California, Maine, Massachusetts and Nevada said "yes" to recreational pot, while Arkansas, Florida, Montana, and North Dakota OK'd medical marijuana. As it happens, much of the language in these newly enacted measures mirrors Colorado's original pillars of marijuana reform — Amendment 64 and Amendment 20.
One reason for the similarities: Mason Tvert of the Marijuana Policy Project helped draft both Colorado's initiatives and those that ran in Maine, Nevada, Arizona and Massachusetts. But shared authorship aside, Tvert says, "Generally, there are only so many ways you can write these laws and write them correctly. I don't know if it's necessarily that they're based on Colorado as it is that they're based on being done correctly, which it was in Colorado."
The correct way, according to Art Way of the Drug Policy Alliance, another reform policy veteran, is to decriminalize then legalize and normalize. "These states [Colorado and Washington] decriminalize — that is, provide for individual sovereignty and freedoms in the form of decriminalization — and then establish a tax and regulatory framework," he says. He adds that the method worked so well in Colorado that, "that's basically what we've seen across the country since."
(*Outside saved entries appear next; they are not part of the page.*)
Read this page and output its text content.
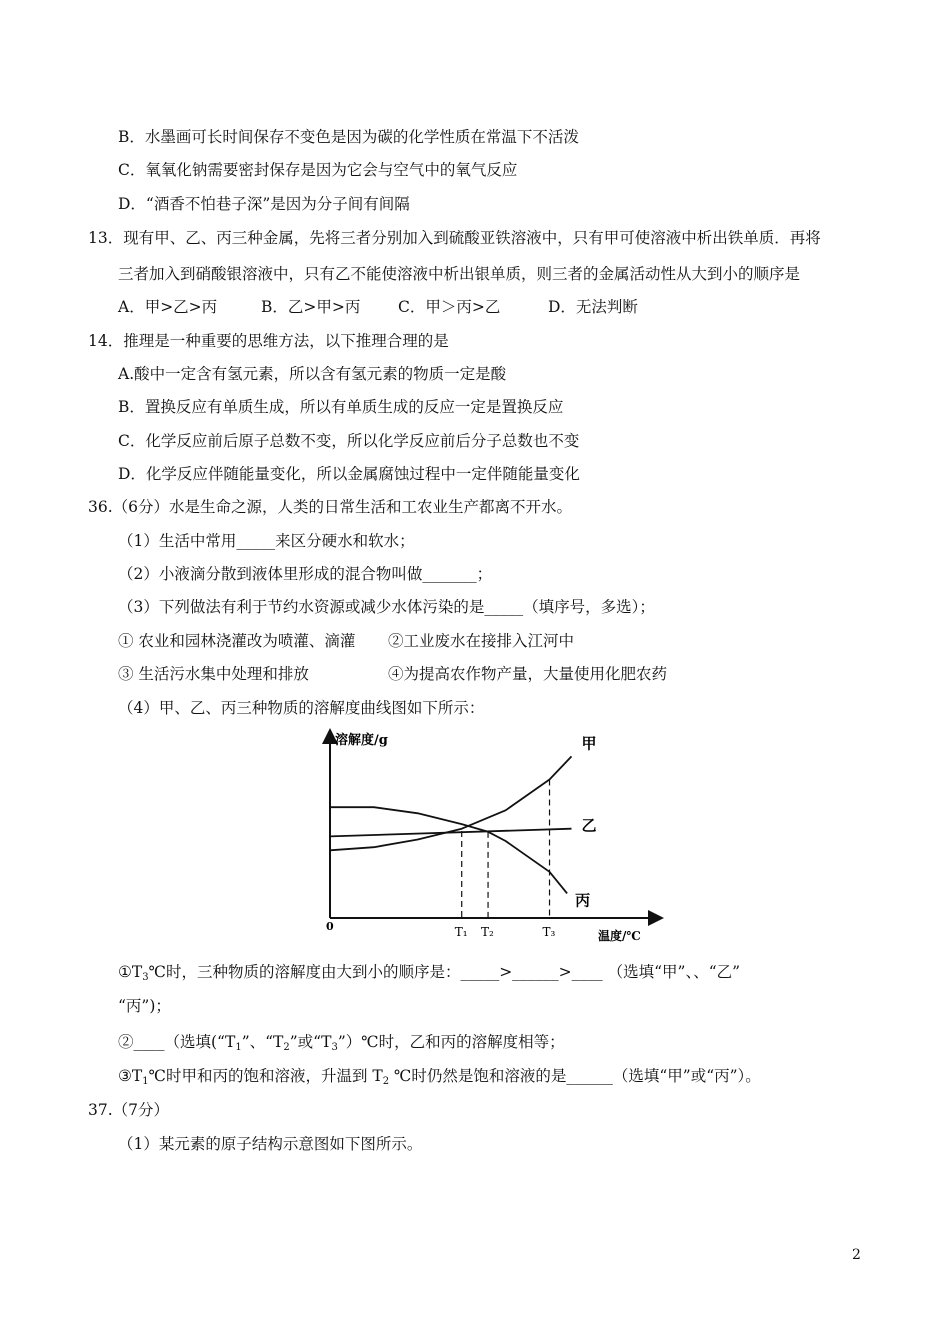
B．水墨画可长时间保存不变色是因为碳的化学性质在常温下不活泼
C．氧氧化钠需要密封保存是因为它会与空气中的氧气反应
D．“酒香不怕巷子深”是因为分子间有间隔
13．现有甲、乙、丙三种金属，先将三者分别加入到硫酸亚铁溶液中，只有甲可使溶液中析出铁单质．再将
三者加入到硝酸银溶液中，只有乙不能使溶液中析出银单质，则三者的金属活动性从大到小的顺序是
A．甲>乙>丙	B．乙>甲>丙 C．甲＞丙>乙	D．无法判断
14．推理是一种重要的思维方法，以下推理合理的是
A.酸中一定含有氢元素，所以含有氢元素的物质一定是酸
B．置换反应有单质生成，所以有单质生成的反应一定是置换反应
C．化学反应前后原子总数不变，所以化学反应前后分子总数也不变
D．化学反应伴随能量变化，所以金属腐蚀过程中一定伴随能量变化
36.（6分）水是生命之源，人类的日常生活和工农业生产都离不开水。
（1）生活中常用_____来区分硬水和软水；
（2）小液滴分散到液体里形成的混合物叫做_______；
（3）下列做法有利于节约水资源或减少水体污染的是_____（填序号，多选）；
① 农业和园林浇灌改为喷灌、滴灌 ②工业废水在接排入江河中
③ 生活污水集中处理和排放	④为提高农作物产量，大量使用化肥农药
（4）甲、乙、丙三种物质的溶解度曲线图如下所示：
溶解度/g
温度/℃
0	T₁ T₂	T₃
甲
乙
丙
$①T_3℃$时，三种物质的溶解度由大到小的顺序是：_____>______>____ （选填“甲”、、“乙”
“丙”)；
②____（选填(“$T_1$”、“$T_2$”或“$T_3”)℃$时，乙和丙的溶解度相等；
$③T_1℃$时甲和丙的饱和溶液，升温到 $T_2$ ℃时仍然是饱和溶液的是______（选填“甲”或“丙”）。
37.（7分）
（1）某元素的原子结构示意图如下图所示。
2
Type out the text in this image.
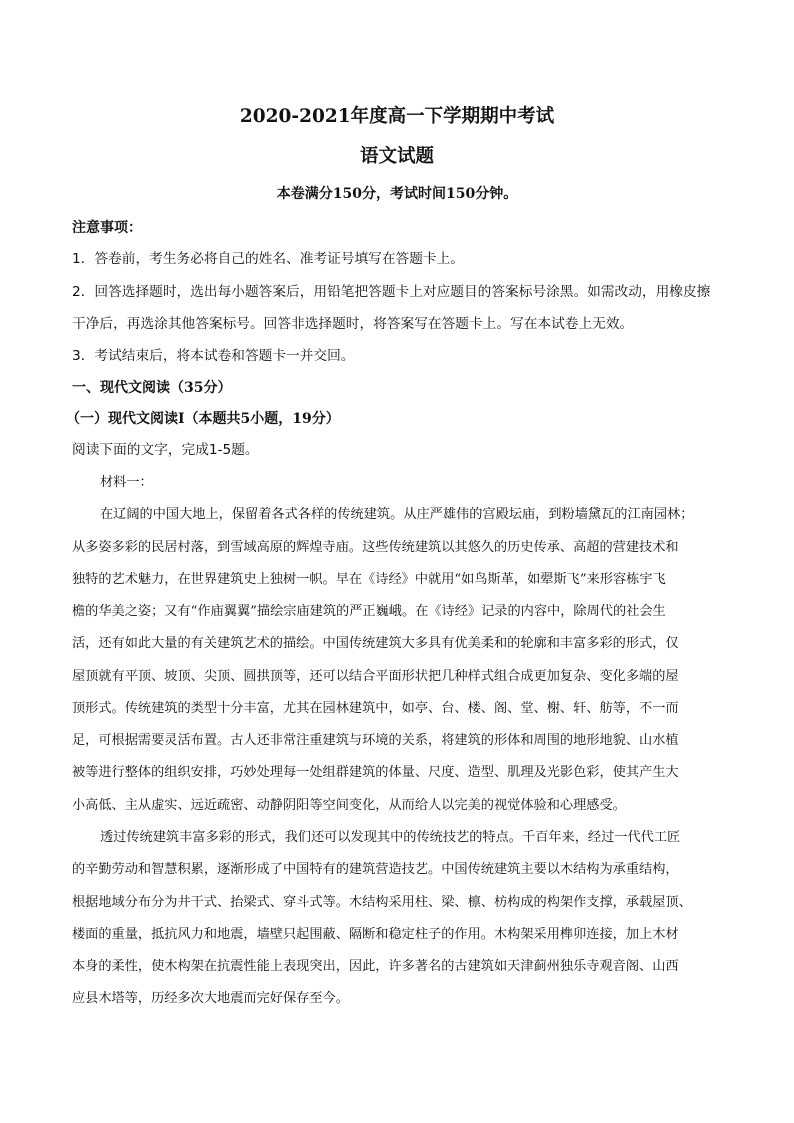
2020-2021年度高一下学期期中考试
语文试题
本卷满分150分，考试时间150分钟。
注意事项：
1．答卷前，考生务必将自己的姓名、准考证号填写在答题卡上。
2．回答选择题时，选出每小题答案后，用铅笔把答题卡上对应题目的答案标号涂黑。如需改动，用橡皮擦
干净后，再选涂其他答案标号。回答非选择题时，将答案写在答题卡上。写在本试卷上无效。
3．考试结束后，将本试卷和答题卡一并交回。
一、现代文阅读（35分）
（一）现代文阅读Ⅰ（本题共5小题，19分）
阅读下面的文字，完成1-5题。
材料一：
在辽阔的中国大地上，保留着各式各样的传统建筑。从庄严雄伟的宫殿坛庙，到粉墙黛瓦的江南园林；
从多姿多彩的民居村落，到雪域高原的辉煌寺庙。这些传统建筑以其悠久的历史传承、高超的营建技术和
独特的艺术魅力，在世界建筑史上独树一帜。早在《诗经》中就用“如鸟斯革，如翚斯飞”来形容栋宇飞
檐的华美之姿；又有“作庙翼翼”描绘宗庙建筑的严正巍峨。在《诗经》记录的内容中，除周代的社会生
活，还有如此大量的有关建筑艺术的描绘。中国传统建筑大多具有优美柔和的轮廓和丰富多彩的形式，仅
屋顶就有平顶、坡顶、尖顶、圆拱顶等，还可以结合平面形状把几种样式组合成更加复杂、变化多端的屋
顶形式。传统建筑的类型十分丰富，尤其在园林建筑中，如亭、台、楼、阁、堂、榭、轩、舫等，不一而
足，可根据需要灵活布置。古人还非常注重建筑与环境的关系，将建筑的形体和周围的地形地貌、山水植
被等进行整体的组织安排，巧妙处理每一处组群建筑的体量、尺度、造型、肌理及光影色彩，使其产生大
小高低、主从虚实、远近疏密、动静阴阳等空间变化，从而给人以完美的视觉体验和心理感受。
透过传统建筑丰富多彩的形式，我们还可以发现其中的传统技艺的特点。千百年来，经过一代代工匠
的辛勤劳动和智慧积累，逐渐形成了中国特有的建筑营造技艺。中国传统建筑主要以木结构为承重结构，
根据地域分布分为井干式、抬梁式、穿斗式等。木结构采用柱、梁、檩、枋构成的构架作支撑，承载屋顶、
楼面的重量，抵抗风力和地震，墙壁只起围蔽、隔断和稳定柱子的作用。木构架采用榫卯连接，加上木材
本身的柔性，使木构架在抗震性能上表现突出，因此，许多著名的古建筑如天津蓟州独乐寺观音阁、山西
应县木塔等，历经多次大地震而完好保存至今。
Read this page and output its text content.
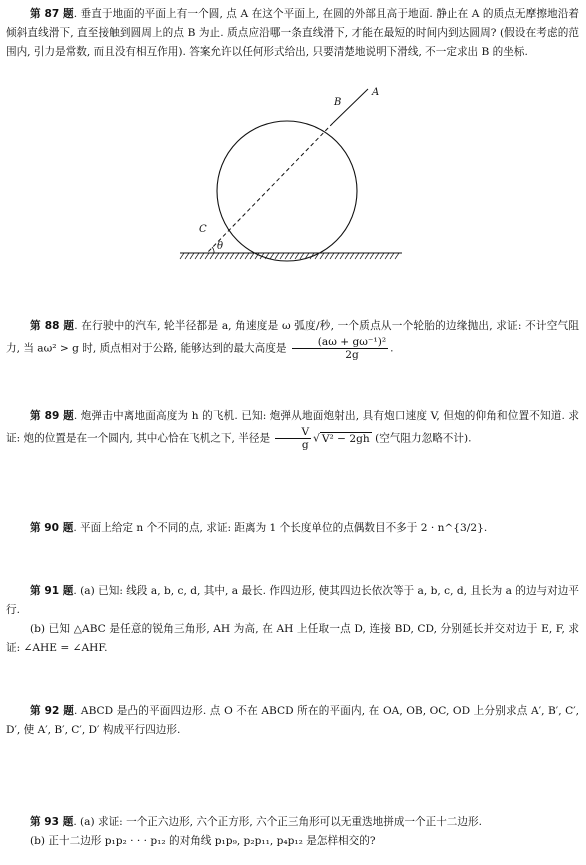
第 87 题. 垂直于地面的平面上有一个圆, 点 A 在这个平面上, 在圆的外部且高于地面. 静止在 A 的质点无摩擦地沿着倾斜直线滑下, 直至接触到圆周上的点 B 为止. 质点应沿哪一条直线滑下, 才能在最短的时间内到达圆周? (假设在考虑的范围内, 引力是常数, 而且没有相互作用). 答案允许以任何形式给出, 只要清楚地说明下滑线, 不一定求出 B 的坐标.

A
B
C
θ

第 88 题. 在行驶中的汽车, 轮半径都是 a, 角速度是 ω 弧度/秒, 一个质点从一个轮胎的边缘抛出, 求证: 不计空气阻力, 当 aω² > g 时, 质点相对于公路, 能够达到的最大高度是 $\frac{\text{(aω + gω⁻¹)²}}{2g}$ .

第 89 题. 炮弹击中离地面高度为 h 的飞机. 已知: 炮弹从地面炮射出, 具有炮口速度 V, 但炮的仰角和位置不知道. 求证: 炮的位置是在一个圆内, 其中心恰在飞机之下, 半径是 $\frac{V}{g}$ √ V² − 2gh (空气阻力忽略不计).

第 90 题. 平面上给定 n 个不同的点, 求证: 距离为 1 个长度单位的点偶数目不多于 2 · n^{3/2}.

第 91 题. (a) 已知: 线段 a, b, c, d, 其中, a 最长. 作四边形, 使其四边长依次等于 a, b, c, d, 且长为 a 的边与对边平行.

(b) 已知 △ABC 是任意的锐角三角形, AH 为高, 在 AH 上任取一点 D, 连接 BD, CD, 分别延长并交对边于 E, F, 求证: ∠AHE = ∠AHF.

第 92 题. ABCD 是凸的平面四边形. 点 O 不在 ABCD 所在的平面内, 在 OA, OB, OC, OD 上分别求点 A′, B′, C′, D′, 使 A′, B′, C′, D′ 构成平行四边形.

第 93 题. (a) 求证: 一个正六边形, 六个正方形, 六个正三角形可以无重迭地拼成一个正十二边形.

(b) 正十二边形 p₁p₂ · · · p₁₂ 的对角线 p₁p₉, p₂p₁₁, p₄p₁₂ 是怎样相交的?
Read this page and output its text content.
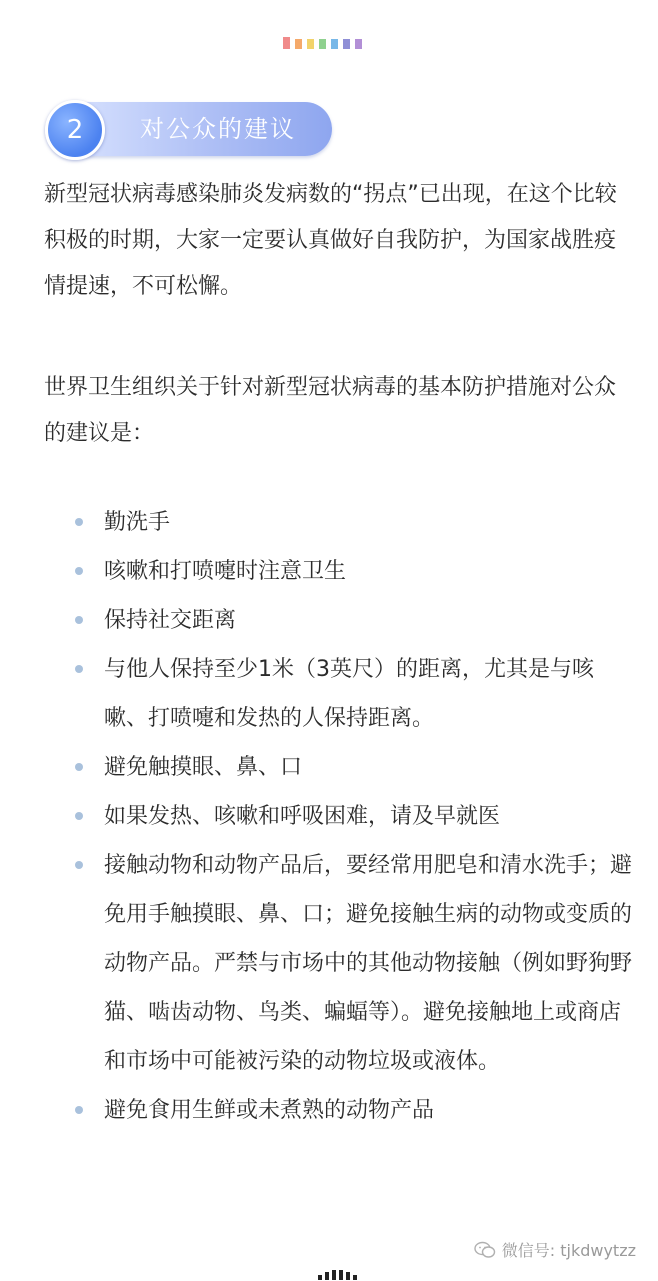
2	对公众的建议

新型冠状病毒感染肺炎发病数的“拐点”已出现，在这个比较积极的时期，大家一定要认真做好自我防护，为国家战胜疫情提速，不可松懈。

世界卫生组织关于针对新型冠状病毒的基本防护措施对公众的建议是：

勤洗手
咳嗽和打喷嚏时注意卫生
保持社交距离
与他人保持至少1米（3英尺）的距离，尤其是与咳嗽、打喷嚏和发热的人保持距离。
避免触摸眼、鼻、口
如果发热、咳嗽和呼吸困难，请及早就医
接触动物和动物产品后，要经常用肥皂和清水洗手；避免用手触摸眼、鼻、口；避免接触生病的动物或变质的动物产品。严禁与市场中的其他动物接触（例如野狗野猫、啮齿动物、鸟类、蝙蝠等）。避免接触地上或商店和市场中可能被污染的动物垃圾或液体。
避免食用生鲜或未煮熟的动物产品
微信号: tjkdwytzz
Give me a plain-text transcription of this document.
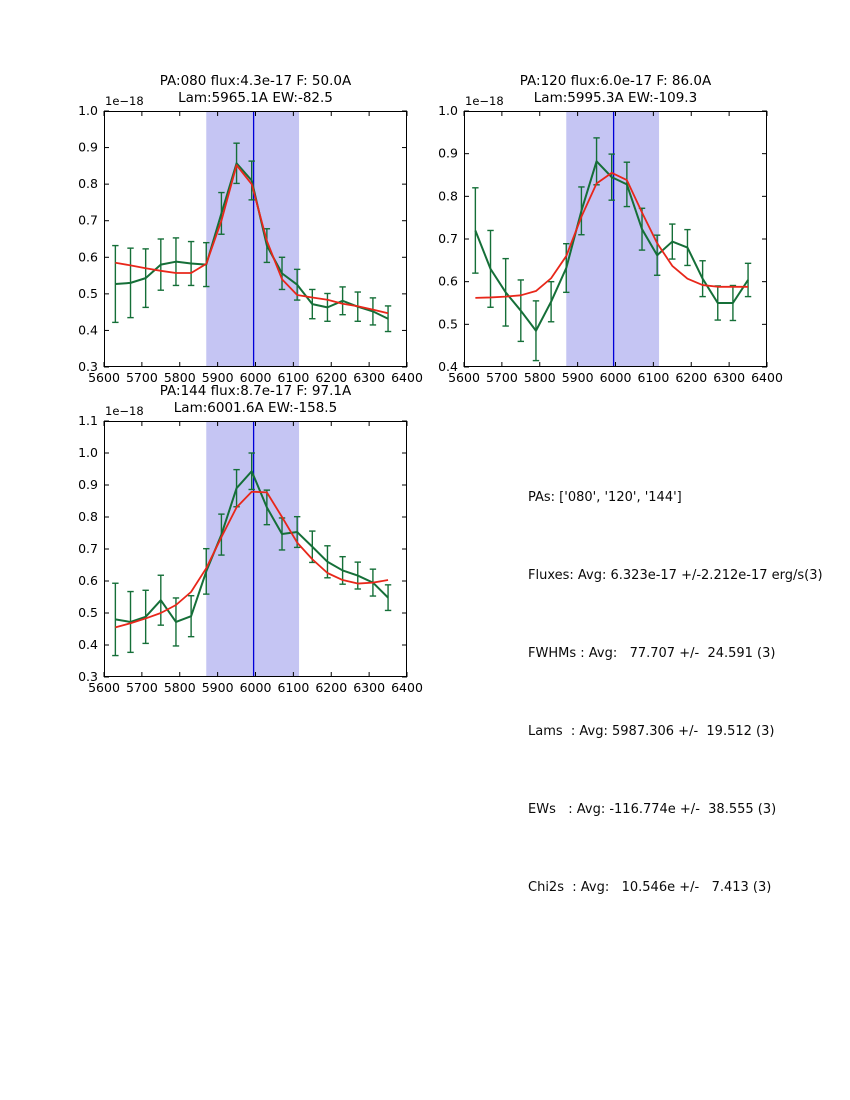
PA:080 flux:4.3e-17 F: 50.0A
Lam:5965.1A EW:-82.5
1e−18
5600 5700 5800 5900 6000 6100 6200 6300 6400
0.3
0.4
0.5
0.6
0.7
0.8
0.9
1.0
PA:120 flux:6.0e-17 F: 86.0A
Lam:5995.3A EW:-109.3
1e−18
5600 5700 5800 5900 6000 6100 6200 6300 6400
0.4
0.5
0.6
0.7
0.8
0.9
1.0
PA:144 flux:8.7e-17 F: 97.1A
Lam:6001.6A EW:-158.5
1e−18
5600 5700 5800 5900 6000 6100 6200 6300 6400
0.3
0.4
0.5
0.6
0.7
0.8
0.9
1.0
1.1

PAs: ['080', '120', '144']

Fluxes: Avg: 6.323e-17 +/-2.212e-17 erg/s(3)

FWHMs : Avg:   77.707 +/-  24.591 (3)

Lams  : Avg: 5987.306 +/-  19.512 (3)

EWs   : Avg: -116.774e +/-  38.555 (3)

Chi2s  : Avg:   10.546e +/-   7.413 (3)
That said, Way doesn't believe Colorado's approach to drug policy reform was perfect. On the contrary, he singled out California's Proposition 64 as "the model legislation when it comes to legalization at the moment." He hopes California's — not Colorado's — law will become the new standard for adult-use legislation of the future. That's because Prop 64 contains provisions that open up the industry to smaller players and those with prior drug offenses — an attempt to repair racial and economic inequities perpetuated by the War on Drugs. The legislation does that by offering a micro license that calculates fees based on size of the business. Thus, the initial capital needed to break into the industry won't be as big a barrier as it is in Colorado, where getting in the game can mean throwing down an investment in the millions. Prop 64 also wades into restorative justice by retroactively turning marijuana felonies into misdemeanors, which could free thousands of inmates from the state's prisons.
"All of the social justice pieces that are present in California's law are lacking in Colorado," Way comments. "The drafters of the California bill, which included the Drug Policy Alliance, were able to look at the first couple of years in Colorado and Washington, see the potential pitfalls, and make the proper adjustments."
But the absence of these social justice pieces and their associated pitfalls in Colorado's adult-use law wasn't necessarily intentional. Rather, it was a product of our more stringent ballot initiative rules.
"We have something called the single-subject rule, where you can really only cover one thing," Way says. "It was difficult enough, especially being that we were first, to both cover decriminalization of marijuana and the establishment of a regulatory framework."
Still, state lawmakers here have so far failed to make significant moves toward social justice reforms in Colorado. The industry remains dominated by rich, white males at the top and businesses continue to consolidate into the hands of a few big power players. The legislature could open up the industry to people with prior drug offenses — treating pre-legalization marijuana convictions as more a resumé-booster than a character flaw — or provide easier pathways to sealing or expunging old criminal records that hamper employment, housing and educational opportunities. But, unlike in California where these issues were handled preemptively, Colorado hasn't taken care of what couldn't fit into Amendment 64 under the single-subject rule.
For now, Way says, "I still think Colorado and Washington represent the ground floor of marijuana legislation, and California represents where we are headed in the future and what we have learned from Colorado and Washington."